L’origine de ‘L’idée la plus stupide du monde’: Milton Friedman

aucune idée populaire n’a jamais une seule origine. Mais l’idée que le seul but d’une entreprise est de gagner de l’argent pour ses actionnaires a commencé de manière importante avec un article de Milton Friedman dans le New York Times du 13 septembre 1970.

en tant que dirigeant de la Chicago school of economics et lauréat du prix Nobel D’économie en 1976, Friedman a été décrit par The Economist comme « l’économiste le plus influent de la seconde moitié du 20e siècle…éventuellement de tous »., L’impact de l’article du NYT a contribué à George en l’appelant « le plus conséquents public intellectuelle du 20e siècle. »

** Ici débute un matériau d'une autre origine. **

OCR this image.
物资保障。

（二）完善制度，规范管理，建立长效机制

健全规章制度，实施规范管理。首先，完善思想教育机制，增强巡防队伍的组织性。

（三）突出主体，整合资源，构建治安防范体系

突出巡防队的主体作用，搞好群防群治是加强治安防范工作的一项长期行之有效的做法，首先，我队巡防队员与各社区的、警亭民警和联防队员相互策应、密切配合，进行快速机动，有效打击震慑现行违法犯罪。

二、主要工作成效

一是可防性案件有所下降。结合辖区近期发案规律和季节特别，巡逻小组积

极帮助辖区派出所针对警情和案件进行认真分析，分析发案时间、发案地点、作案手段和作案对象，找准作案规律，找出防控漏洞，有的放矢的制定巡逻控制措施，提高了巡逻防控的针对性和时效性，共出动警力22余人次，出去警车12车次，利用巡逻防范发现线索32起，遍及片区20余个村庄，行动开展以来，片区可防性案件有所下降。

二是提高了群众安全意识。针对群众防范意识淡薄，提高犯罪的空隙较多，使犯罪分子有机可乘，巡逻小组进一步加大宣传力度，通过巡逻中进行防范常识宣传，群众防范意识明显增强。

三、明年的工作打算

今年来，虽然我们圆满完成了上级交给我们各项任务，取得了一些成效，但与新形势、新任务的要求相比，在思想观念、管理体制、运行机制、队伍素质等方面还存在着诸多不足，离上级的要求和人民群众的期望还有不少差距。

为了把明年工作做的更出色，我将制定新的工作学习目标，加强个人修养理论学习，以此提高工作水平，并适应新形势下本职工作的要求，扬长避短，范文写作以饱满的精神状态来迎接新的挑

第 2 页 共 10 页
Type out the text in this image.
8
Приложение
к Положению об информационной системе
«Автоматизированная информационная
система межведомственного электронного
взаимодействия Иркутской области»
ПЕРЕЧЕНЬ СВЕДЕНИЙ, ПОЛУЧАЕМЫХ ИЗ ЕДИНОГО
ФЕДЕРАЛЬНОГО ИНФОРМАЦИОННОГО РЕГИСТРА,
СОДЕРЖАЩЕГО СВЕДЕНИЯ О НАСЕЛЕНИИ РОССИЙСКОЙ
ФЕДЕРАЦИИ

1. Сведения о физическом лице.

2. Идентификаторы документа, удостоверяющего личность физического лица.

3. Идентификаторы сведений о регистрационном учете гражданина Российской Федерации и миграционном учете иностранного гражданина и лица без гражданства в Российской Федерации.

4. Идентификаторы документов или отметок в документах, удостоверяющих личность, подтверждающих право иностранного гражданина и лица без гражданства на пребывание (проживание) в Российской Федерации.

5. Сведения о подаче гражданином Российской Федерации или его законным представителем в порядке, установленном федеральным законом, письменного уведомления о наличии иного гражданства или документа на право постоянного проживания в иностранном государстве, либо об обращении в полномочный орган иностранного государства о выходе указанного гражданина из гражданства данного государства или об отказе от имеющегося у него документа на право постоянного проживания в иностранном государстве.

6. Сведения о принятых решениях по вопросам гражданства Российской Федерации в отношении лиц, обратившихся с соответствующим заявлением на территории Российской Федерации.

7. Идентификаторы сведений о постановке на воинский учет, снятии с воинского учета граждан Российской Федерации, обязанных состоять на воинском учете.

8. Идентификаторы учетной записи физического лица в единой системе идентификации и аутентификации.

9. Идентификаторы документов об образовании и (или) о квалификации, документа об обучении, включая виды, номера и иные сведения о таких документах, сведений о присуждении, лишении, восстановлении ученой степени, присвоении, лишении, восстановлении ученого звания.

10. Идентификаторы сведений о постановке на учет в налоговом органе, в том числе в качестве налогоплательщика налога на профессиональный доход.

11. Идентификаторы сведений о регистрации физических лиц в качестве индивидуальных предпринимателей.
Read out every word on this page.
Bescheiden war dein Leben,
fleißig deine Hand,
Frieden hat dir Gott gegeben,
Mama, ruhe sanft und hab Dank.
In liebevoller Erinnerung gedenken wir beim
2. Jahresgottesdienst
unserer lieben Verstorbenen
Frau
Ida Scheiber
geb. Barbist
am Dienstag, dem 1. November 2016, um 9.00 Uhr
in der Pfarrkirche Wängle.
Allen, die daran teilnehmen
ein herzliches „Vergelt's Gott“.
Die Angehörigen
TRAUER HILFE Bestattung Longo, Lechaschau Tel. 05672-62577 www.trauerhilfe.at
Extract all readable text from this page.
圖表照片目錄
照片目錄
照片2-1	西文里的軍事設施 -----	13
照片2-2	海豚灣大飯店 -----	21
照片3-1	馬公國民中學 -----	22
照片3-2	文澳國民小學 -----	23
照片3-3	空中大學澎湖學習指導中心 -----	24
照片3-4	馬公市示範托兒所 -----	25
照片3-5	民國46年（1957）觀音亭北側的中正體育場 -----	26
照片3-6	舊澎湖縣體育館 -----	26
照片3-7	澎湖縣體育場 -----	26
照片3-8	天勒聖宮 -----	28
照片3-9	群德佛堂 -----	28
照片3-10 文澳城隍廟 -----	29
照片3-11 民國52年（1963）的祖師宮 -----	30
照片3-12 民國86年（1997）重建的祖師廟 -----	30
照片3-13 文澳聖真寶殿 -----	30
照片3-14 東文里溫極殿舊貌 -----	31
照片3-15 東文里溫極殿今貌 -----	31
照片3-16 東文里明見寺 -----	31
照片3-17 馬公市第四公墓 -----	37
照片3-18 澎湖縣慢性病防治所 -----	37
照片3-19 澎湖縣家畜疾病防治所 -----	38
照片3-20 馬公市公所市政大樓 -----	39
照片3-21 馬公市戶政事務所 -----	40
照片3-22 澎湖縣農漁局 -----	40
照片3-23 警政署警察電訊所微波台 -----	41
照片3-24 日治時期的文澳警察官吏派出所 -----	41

L’article de Friedman était féroce. Tous les dirigeants d’entreprise qui poursuivaient un objectif autre que de gagner de l’argent étaient, a-t-il déclaré, « des marionnettes involontaires des forces intellectuelles qui ont miné les bases d’une société libre ces dernières décennies. »Ils étaient coupables de » relâchement analytique et de manque de rigueur. »Ils s’étaient même transformés en » fonctionnaires non élus  » qui taxaient illégalement les employeurs et les clients.,

comment le lauréat du prix Nobel est-il arrivé à ces conclusions? Il est curieux qu’un article qui accuse les autres de « relâchement analytique et de manque de rigueur” assume sa conclusion avant de commencer. « Dans un système de libre entreprise et de propriété privée », l’article déclare catégoriquement au début comme une vérité évidente ne nécessitant aucune justification ou preuve, « un dirigeant d’entreprise est un employé des propriétaires de l’entreprise”, à savoir les actionnaires.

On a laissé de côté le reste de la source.